Screenwriter Faisal Lutchmedial, who worked with Mufote in the 2021 short film Beneath Us, wrote on Twitter, “Paco was kind, caring, and sensitive, and this came out in his work. He was so well loved in the community and that was immediately clear to me as an outsider. I am so very sorry for his loved ones and all that were touched by his spirit. ”
Production company Redrum has paused the production of the series, which is based on the comic book series American Jesusabout a 12-year-old who learns he is the second coming of Jesus Christ.
SAG-AFTRA said in a statement that it has been in contact with Netflix and the local actors union and is investigating.
“On set safety is always our top priority,” SAG-AFTRA said. “We will continue to take all necessary steps to ensure that our members and others are safe in their workplace.”

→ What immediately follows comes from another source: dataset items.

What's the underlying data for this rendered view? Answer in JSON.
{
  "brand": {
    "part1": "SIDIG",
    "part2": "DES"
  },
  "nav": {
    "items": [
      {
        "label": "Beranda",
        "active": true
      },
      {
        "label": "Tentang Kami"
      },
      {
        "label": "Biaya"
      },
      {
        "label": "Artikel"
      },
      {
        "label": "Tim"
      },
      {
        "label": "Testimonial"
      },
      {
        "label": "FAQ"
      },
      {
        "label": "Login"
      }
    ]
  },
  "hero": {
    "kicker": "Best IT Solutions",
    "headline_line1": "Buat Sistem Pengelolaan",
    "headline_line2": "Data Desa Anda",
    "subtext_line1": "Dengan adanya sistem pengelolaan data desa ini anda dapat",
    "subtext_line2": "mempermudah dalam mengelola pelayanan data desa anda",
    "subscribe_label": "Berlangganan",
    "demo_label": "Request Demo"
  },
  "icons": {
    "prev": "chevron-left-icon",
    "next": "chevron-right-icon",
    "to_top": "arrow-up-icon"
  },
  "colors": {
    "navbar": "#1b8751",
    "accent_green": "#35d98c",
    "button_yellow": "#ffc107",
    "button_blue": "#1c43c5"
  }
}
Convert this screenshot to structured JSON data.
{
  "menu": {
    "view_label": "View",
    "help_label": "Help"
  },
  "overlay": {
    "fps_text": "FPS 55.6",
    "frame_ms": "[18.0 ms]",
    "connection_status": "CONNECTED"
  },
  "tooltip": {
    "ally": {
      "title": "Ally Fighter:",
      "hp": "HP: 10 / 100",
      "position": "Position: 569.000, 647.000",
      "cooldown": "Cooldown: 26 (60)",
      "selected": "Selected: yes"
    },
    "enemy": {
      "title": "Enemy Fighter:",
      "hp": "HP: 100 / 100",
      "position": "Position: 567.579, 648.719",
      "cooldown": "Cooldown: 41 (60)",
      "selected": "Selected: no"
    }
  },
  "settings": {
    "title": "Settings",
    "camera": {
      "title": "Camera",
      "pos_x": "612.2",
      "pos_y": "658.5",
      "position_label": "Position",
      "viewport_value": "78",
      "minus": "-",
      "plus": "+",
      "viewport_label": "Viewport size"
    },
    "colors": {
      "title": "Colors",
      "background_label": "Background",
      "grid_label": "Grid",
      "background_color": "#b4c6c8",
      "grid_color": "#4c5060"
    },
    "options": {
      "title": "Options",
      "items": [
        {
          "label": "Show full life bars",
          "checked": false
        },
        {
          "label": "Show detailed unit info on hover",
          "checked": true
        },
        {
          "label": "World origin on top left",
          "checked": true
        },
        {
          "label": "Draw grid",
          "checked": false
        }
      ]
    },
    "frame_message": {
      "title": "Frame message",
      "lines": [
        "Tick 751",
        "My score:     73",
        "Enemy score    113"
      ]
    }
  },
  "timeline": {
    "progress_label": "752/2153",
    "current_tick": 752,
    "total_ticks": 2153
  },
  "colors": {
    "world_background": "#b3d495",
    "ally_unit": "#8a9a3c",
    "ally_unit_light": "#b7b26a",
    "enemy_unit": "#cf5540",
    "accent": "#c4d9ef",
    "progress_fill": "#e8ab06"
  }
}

On the two actors’ Facebook pages, fans and friends posted an outpouring of condolences and grief, as well as demands for an investigation into what caused their deaths.
“I am eternally grateful to have crossed your path, my friend,” Coral Alonso Méndez wrote for Mufote. “You were and always will be one of the most wonderful people to ever cross this world. Thank you for your art, thank you for your heart and thank you for being the light in my life and in the lives of many. I will always carry you with me. ”
The theater community in Tijuana in particular mourned their deaths, Jacqueline Guido wrote, adding that when Mufote performed onstage, “his talent always touched one’s soul.”
As questions remained about their deaths, multiple people called out poor working conditions on the production. Set working conditions – in Hollywood and other locations – have become a source of outcry in recent years as production companies seek to produce more content quickly and cheaply to meet the demands of streaming services and consumers.
Novelist Rick Zazueta said in a Facebook post, “For weeks now people close to this production know that the logistics have been terrible. The actors have not stopped complaining about how poorly they are being treated specifically in the subject of transport and logistics. ” Actors, Zazueta wrote, were being “transported like livestock to save … a few pesos.” He called for changes to the Mexican film industry and added that Netflix had blood on its hands.
Liliana Conlisk Gallegos, a friend of Mufote’s, told the Daily Beast that those involved with production shared “reports of abuse and exploitation.”
“It pains me to think he was taken advantage of, that he was being forced to work in subpar conditions, especially for a multimillionaire company like Netflix,” Gallegos said.
Actor Fernando Bonilla, a friend of Garduño’s, tweeted that the production must release how many hours of rest the driver had before losing control of the van. He pointed to other television and film productions that overworked their drivers.
“I’m very sad,” he said wrote. “And also angry.”